Veloso, da FGV, faz referência aos “jabutis” colocados pelo Congresso no projeto de privatização da Eletrobras para apontar como as concessões feitas para viabilizar a aprovação de reformas podem chegar ao ponto de comprometer as próprias reformas.

Segundo ele, outra explicação para o baixo impacto das reformas recentes tem a ver com as crônicas deficiências de infraestrutura do país. Ainda que estejam sendo enfrentadas por um grande conjunto de concessões de ativos à iniciativa privada, elas ainda colocam entraves para que as empresas mais produtivas expandam seu mercado, avalia o pesquisador.

A melhoria do ambiente de negócios, em resumo, é uma agenda extensa e de longa duração. “Ela exige qualidade técnica em sua elaboração e um esforço coordenado e persistente por parte do Executivo, Legislativo, Judiciário e da sociedade para sua adequada aprovação e implementação. Também pressupõe estabilidade fiscal e política. Trata-se de um desafio difícil, porém factível, que provavelmente ficará para o próximo governo”, concluiu Veloso em um de seus textos sobre a questão da produtividade.

Os problemas de produtividade na indústria

produtividade na indústria de transformação caiu 1,3% no terceiro trimestre de 2021, comparativamente ao trimestre anterior, aponta a Confederação Nacional da Indústria (CNI). O volume produzido encolheu 1,9% e as horas trabalhadas, 0,6%,

O indicador está em queda desde o último trimestre de 2020, e retornou ao nível do segundo trimestre daquele ano, o pior momento da pandemia da Covid-19 no Brasil.

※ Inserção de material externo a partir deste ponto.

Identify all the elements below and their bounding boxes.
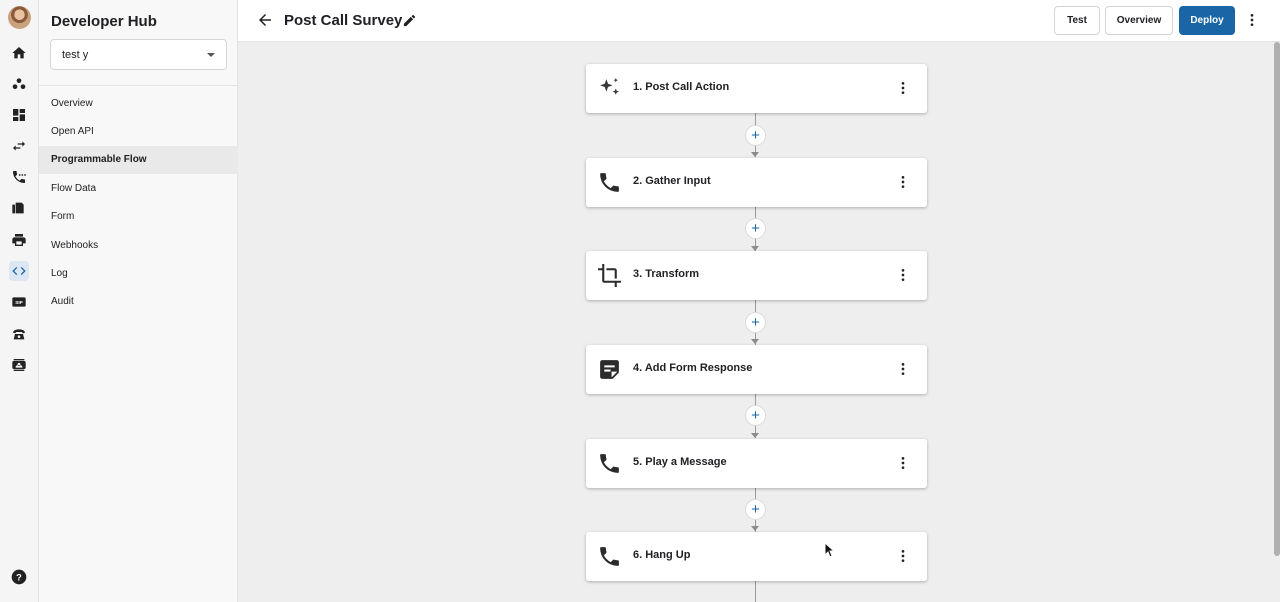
- arrow-down-icon: [751, 339, 759, 344]
- sidebar-item-programmable-flow[interactable]: Programmable Flow: [39, 145, 238, 175]
- deploy-button[interactable]: Deploy: [1179, 6, 1235, 35]
- home-icon[interactable]: [9, 43, 29, 63]
- overview-button[interactable]: Overview: [1105, 6, 1173, 35]
- step-label: 6. Hang Up: [633, 549, 691, 561]
- test-button[interactable]: Test: [1054, 6, 1100, 35]
- flow-step-card[interactable]: 4. Add Form Response: [586, 345, 927, 394]
- flow-step-card[interactable]: 6. Hang Up: [586, 532, 927, 581]
- step-label: 5. Play a Message: [633, 456, 727, 468]
- pencil-icon[interactable]: [402, 13, 417, 28]
- add-step-button[interactable]: +: [745, 499, 766, 520]
- more-vert-icon[interactable]: [895, 455, 911, 471]
- svg-text:SIP: SIP: [15, 300, 23, 305]
- more-vert-icon[interactable]: [895, 267, 911, 283]
- more-vert-icon[interactable]: [895, 361, 911, 377]
- add-step-button[interactable]: +: [745, 125, 766, 146]
- more-vert-icon[interactable]: [1244, 12, 1260, 28]
- connector-line: [755, 580, 756, 602]
- phone-icon: [597, 451, 622, 476]
- project-select[interactable]: test y: [50, 39, 227, 70]
- sip-icon[interactable]: SIP: [9, 292, 29, 312]
- arrow-down-icon: [751, 433, 759, 438]
- flow-step-card[interactable]: 2. Gather Input: [586, 158, 927, 207]
- icon-rail: SIP ?: [0, 0, 39, 602]
- sidebar-item-form[interactable]: Form: [39, 203, 238, 231]
- sidebar-item-overview[interactable]: Overview: [39, 89, 238, 117]
- arrow-down-icon: [751, 152, 759, 157]
- sidebar-item-log[interactable]: Log: [39, 259, 238, 287]
- mouse-pointer-icon: [824, 541, 836, 558]
- dashboard-icon[interactable]: [9, 105, 29, 125]
- page-header: Post Call Survey Test Overview Deploy: [238, 0, 1280, 42]
- sidebar-item-flow-data[interactable]: Flow Data: [39, 174, 238, 202]
- step-label: 2. Gather Input: [633, 175, 711, 187]
- phone-icon: [597, 170, 622, 195]
- swap-icon[interactable]: [9, 136, 29, 156]
- add-step-button[interactable]: +: [745, 405, 766, 426]
- arrow-down-icon: [751, 526, 759, 531]
- caret-down-icon: [207, 53, 215, 57]
- crop-icon: [597, 263, 622, 288]
- step-label: 4. Add Form Response: [633, 362, 753, 374]
- desk-phone-icon[interactable]: [9, 324, 29, 344]
- back-arrow-icon[interactable]: [256, 11, 274, 29]
- app-title: Developer Hub: [51, 13, 157, 30]
- phone-dots-icon[interactable]: [9, 167, 29, 187]
- sidebar: Developer Hub test y Overview Open API P…: [39, 0, 238, 602]
- help-icon[interactable]: ?: [11, 569, 27, 585]
- phone-icon: [597, 544, 622, 569]
- contact-card-icon[interactable]: [9, 355, 29, 375]
- step-label: 3. Transform: [633, 268, 700, 280]
- vertical-scrollbar[interactable]: [1274, 42, 1280, 556]
- sidebar-item-audit[interactable]: Audit: [39, 288, 238, 316]
- avatar[interactable]: [8, 6, 31, 29]
- flow-canvas: + + + + + 1. Post Call Action 2. Gather …: [238, 42, 1278, 602]
- svg-text:?: ?: [16, 572, 22, 582]
- more-vert-icon[interactable]: [895, 80, 911, 96]
- sidebar-item-webhooks[interactable]: Webhooks: [39, 231, 238, 259]
- users-icon[interactable]: [9, 74, 29, 94]
- add-step-button[interactable]: +: [745, 312, 766, 333]
- more-vert-icon[interactable]: [895, 174, 911, 190]
- flow-step-card[interactable]: 1. Post Call Action: [586, 64, 927, 113]
- project-select-value: test y: [62, 48, 89, 61]
- step-label: 1. Post Call Action: [633, 81, 730, 93]
- flow-step-card[interactable]: 3. Transform: [586, 251, 927, 300]
- page-title: Post Call Survey: [284, 12, 403, 29]
- sidebar-item-open-api[interactable]: Open API: [39, 117, 238, 145]
- more-vert-icon[interactable]: [895, 548, 911, 564]
- sidebar-nav: Overview Open API Programmable Flow Flow…: [39, 89, 238, 316]
- print-icon[interactable]: [9, 230, 29, 250]
- form-response-icon: [597, 357, 622, 382]
- flow-step-card[interactable]: 5. Play a Message: [586, 439, 927, 488]
- add-step-button[interactable]: +: [745, 218, 766, 239]
- sparkle-icon: [597, 76, 622, 101]
- sidebar-divider: [39, 85, 238, 86]
- fax-icon[interactable]: [9, 198, 29, 218]
- code-icon[interactable]: [9, 261, 29, 281]
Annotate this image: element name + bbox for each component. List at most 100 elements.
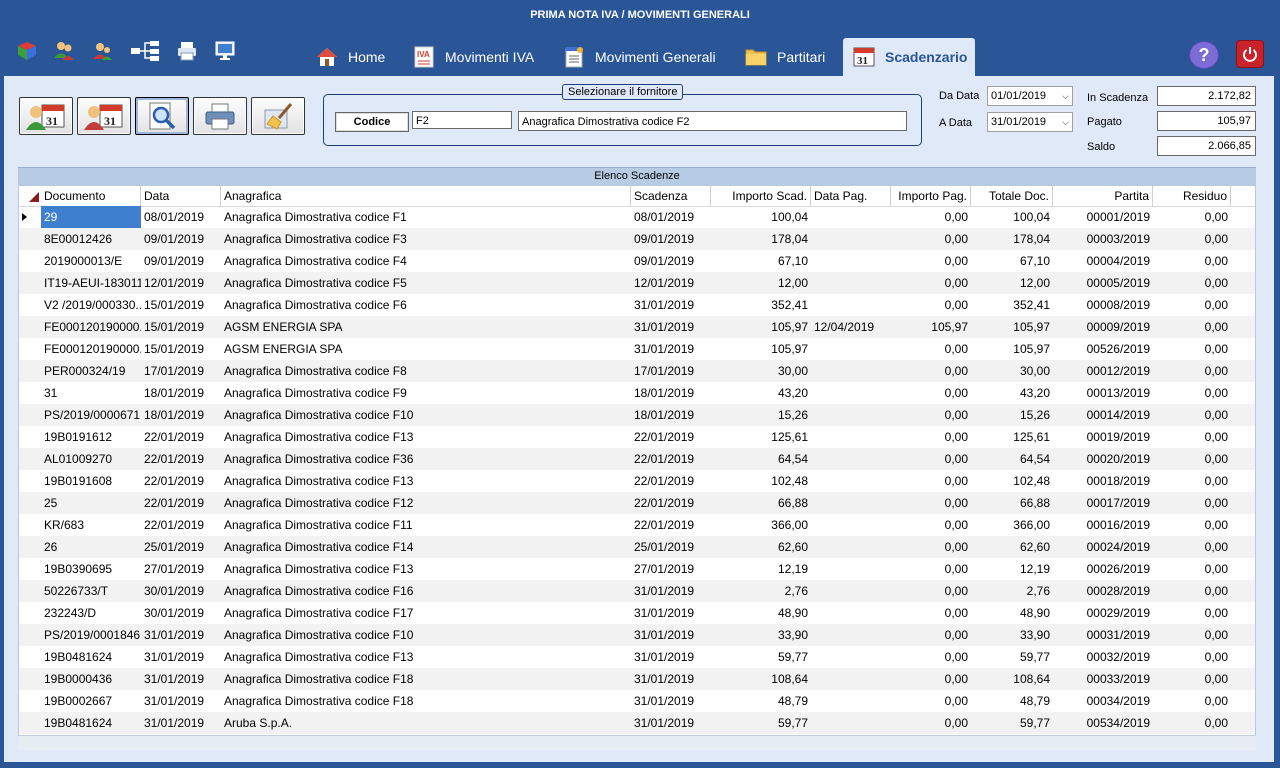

A entidade empresarial aponta que as quedas consecutivas refletem o ambiente de elevadas incertezas, prejudiciais ao investimento e à recuperação da produtividade. Azevedo afirma que também há questões de curto prazo que a afetam.

É o caso de falta de insumos e de matérias-primas, problema enfrentado por 60,6% dos industriais. O gerente da CNI aponta que a falta de matéria-prima é um problema que só parou piorar ao fim de 2021: “Ainda é muito grave e a percepção dessa falta de matérias-primas é ainda muito generalizada”.